Revenue from sales

• Aug 2nd 2006, 08:18 PM
pashah
Revenue from sales
Dave's revenue \$R on the sale of widgets is determined by the formula

R = 35x - x^2

His cost \$C for producing x widgets is given by the formula C = 5x + 30. For what values of x is Dave's profit positive?
• Aug 2nd 2006, 10:33 PM
CaptainBlack
Quote:

Originally Posted by pashah
Dave's revenue \$R on the sale of widgets is determined by the formula

R = 35x - x^2

His cost \$C for producing x widgets is given by the formula C = 5x + 30. For what values of x is Dave's profit positive?

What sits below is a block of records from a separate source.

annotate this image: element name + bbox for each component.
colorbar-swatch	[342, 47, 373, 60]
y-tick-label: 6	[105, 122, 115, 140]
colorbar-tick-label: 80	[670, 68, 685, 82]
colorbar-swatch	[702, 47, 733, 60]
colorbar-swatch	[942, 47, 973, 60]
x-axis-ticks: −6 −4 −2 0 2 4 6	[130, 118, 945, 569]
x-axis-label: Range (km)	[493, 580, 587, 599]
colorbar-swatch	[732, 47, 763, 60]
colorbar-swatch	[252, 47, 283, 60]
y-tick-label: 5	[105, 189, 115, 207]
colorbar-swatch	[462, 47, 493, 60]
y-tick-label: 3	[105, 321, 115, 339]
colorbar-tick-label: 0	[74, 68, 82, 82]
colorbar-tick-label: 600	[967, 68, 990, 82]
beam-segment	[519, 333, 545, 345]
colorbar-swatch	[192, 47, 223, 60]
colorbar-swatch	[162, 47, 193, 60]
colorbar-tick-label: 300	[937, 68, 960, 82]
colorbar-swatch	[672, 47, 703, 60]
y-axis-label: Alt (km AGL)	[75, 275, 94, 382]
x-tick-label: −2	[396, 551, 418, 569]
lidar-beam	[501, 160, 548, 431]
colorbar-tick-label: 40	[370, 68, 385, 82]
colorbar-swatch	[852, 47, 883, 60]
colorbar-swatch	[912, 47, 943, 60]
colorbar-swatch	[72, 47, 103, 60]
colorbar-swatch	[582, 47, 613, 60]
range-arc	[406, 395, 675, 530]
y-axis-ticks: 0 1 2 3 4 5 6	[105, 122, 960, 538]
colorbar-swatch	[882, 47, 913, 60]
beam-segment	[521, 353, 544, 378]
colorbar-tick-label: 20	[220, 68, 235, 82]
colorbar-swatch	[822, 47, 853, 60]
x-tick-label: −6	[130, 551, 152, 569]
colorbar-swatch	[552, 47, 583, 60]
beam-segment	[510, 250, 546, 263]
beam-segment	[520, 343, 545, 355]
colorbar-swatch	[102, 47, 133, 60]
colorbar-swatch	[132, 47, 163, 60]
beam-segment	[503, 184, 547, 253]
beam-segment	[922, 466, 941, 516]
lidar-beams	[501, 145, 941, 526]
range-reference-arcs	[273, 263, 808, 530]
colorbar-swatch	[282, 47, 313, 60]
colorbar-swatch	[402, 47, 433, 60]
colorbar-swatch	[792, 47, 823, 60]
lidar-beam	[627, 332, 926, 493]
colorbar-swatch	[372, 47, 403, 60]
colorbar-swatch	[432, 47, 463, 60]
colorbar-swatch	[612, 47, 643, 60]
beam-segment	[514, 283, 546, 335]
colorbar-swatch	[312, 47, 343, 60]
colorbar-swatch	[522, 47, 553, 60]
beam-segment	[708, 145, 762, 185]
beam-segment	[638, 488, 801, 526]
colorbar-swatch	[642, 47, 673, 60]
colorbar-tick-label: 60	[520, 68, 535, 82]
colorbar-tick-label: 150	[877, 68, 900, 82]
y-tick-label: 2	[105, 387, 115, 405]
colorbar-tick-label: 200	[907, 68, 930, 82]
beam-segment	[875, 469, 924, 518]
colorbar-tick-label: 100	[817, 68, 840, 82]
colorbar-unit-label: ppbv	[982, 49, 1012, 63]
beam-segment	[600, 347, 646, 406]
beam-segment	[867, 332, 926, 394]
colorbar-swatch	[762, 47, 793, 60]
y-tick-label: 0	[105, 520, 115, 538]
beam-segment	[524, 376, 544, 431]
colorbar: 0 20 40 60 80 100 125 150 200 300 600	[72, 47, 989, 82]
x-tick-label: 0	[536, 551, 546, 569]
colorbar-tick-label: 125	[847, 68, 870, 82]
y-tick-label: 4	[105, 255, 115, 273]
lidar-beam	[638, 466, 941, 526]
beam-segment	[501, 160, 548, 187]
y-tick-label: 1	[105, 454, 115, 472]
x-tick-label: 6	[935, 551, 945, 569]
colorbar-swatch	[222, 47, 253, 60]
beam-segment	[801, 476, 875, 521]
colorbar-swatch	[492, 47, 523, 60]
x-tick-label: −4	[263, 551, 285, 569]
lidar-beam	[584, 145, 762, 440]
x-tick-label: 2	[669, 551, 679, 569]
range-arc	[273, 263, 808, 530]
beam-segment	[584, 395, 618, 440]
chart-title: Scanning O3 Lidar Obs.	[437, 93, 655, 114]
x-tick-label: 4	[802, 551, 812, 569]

Profit is \$\displaystyle R-C\$ so the question is asking for what values of \$\displaystyle x\$ is:

\$\displaystyle
(35x-x^2)-(5x+30)=-x^2+30x-30 >0
\$

RonL
• Aug 2nd 2006, 10:37 PM
rgep
You need to determine the values of x for which C = 5x + 30 is less than R = 35x - x^2. The critical values of x for which C=R are the solutions to 35x - x^2 = 5x + 30, or x^2 - 30x + 30 = 0: these are 15 +- sqrt(195) or approximately 28.96 and 1.04. Since x has to be an integer the range of values for which C is less than R is 2 <= x <= 28.